The battery-powered Puma AE is one of only two UAVs to have received restricted-category type certificates by the US Federal Aviation Administration, allowing it to operate in Arctic airspace.

AeroVironment is now working to develop a new commercial application for the Puma in the oil and gas sector, says vice-president of investor relations Steve Gitlin, who declines to give further detail.

The US Army has acquired thousands of versions of the Puma and the smaller RQ-11 Raven, but deliveries have slowed as AeroVironment and other small UAS suppliers approach fulfilling the army’s requirement.

AeroVironment is now focusing on delivering sensor and software upgrades for the Raven and Puma fleets, including a new gimbaled sensor that has recently rolled out on the former.

Meanwhile, the army’s interest in another AeroVironment product is growing. In one quarter alone last year, AeroVironment received $44 million worth of orders from the Department of Defense for the Switchblade.
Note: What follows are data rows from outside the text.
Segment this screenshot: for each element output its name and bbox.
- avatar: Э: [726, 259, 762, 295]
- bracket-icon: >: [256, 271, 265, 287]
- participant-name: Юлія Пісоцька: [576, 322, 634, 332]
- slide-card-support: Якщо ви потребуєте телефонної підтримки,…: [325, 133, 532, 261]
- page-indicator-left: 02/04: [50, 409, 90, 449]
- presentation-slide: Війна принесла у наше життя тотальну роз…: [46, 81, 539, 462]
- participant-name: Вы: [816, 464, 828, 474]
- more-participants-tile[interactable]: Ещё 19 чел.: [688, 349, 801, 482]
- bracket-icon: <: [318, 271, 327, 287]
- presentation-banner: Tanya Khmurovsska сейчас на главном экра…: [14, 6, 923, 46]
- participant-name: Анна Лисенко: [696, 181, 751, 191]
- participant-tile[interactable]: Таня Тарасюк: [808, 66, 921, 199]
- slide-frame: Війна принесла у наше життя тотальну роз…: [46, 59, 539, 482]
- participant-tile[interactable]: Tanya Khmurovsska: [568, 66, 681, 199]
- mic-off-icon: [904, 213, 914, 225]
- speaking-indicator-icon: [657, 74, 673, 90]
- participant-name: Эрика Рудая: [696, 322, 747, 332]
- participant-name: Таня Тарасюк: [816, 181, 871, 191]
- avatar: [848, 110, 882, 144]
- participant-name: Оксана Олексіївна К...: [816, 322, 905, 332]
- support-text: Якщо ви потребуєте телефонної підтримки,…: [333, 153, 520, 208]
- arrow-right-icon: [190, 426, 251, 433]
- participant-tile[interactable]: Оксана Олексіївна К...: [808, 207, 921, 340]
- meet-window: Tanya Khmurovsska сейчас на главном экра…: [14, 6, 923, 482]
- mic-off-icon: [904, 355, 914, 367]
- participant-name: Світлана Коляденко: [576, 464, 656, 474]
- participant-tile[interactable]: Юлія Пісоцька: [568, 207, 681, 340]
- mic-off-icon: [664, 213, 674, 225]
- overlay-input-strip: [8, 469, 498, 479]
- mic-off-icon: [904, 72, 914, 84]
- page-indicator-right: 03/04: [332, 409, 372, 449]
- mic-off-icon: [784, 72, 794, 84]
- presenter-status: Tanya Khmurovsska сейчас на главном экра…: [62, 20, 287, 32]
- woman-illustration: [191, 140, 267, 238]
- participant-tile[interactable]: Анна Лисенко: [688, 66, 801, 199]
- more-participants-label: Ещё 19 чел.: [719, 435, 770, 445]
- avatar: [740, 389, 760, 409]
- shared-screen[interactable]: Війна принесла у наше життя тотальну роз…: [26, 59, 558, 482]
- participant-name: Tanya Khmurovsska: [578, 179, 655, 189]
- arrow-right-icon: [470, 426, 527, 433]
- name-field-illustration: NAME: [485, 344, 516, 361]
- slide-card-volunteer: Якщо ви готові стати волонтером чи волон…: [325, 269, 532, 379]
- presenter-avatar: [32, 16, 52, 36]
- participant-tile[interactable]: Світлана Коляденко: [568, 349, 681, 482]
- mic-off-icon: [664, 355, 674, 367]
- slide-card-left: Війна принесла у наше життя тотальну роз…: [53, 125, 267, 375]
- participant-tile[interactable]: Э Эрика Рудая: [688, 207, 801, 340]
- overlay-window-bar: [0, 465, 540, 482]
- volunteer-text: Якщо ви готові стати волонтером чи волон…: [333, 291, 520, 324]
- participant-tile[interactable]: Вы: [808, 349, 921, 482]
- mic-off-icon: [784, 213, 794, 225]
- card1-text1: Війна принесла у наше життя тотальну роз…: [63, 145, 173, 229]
AeroVironment classes it as a tactical missile, which is land-launched and actively steered to a target by an operator using streaming video.

AeroVironment also is waiting as the army develops a potential requirement for a very small new UAV, which could have perch-and-stare or other capabilities, Gitlin says.

In the long term, the company continues to develop the Global Observer, a hydrogen-fuelled, hybrid-electric, high-altitude UAV.

Last February, AeroVironment announced at Aero India a new partnership with Lockheed Martin to market the Global Observer in international markets. Lockheed was selected to provide help with systems integration and sensors, as well as access to the company’s broad network of international customers, Gitlin says.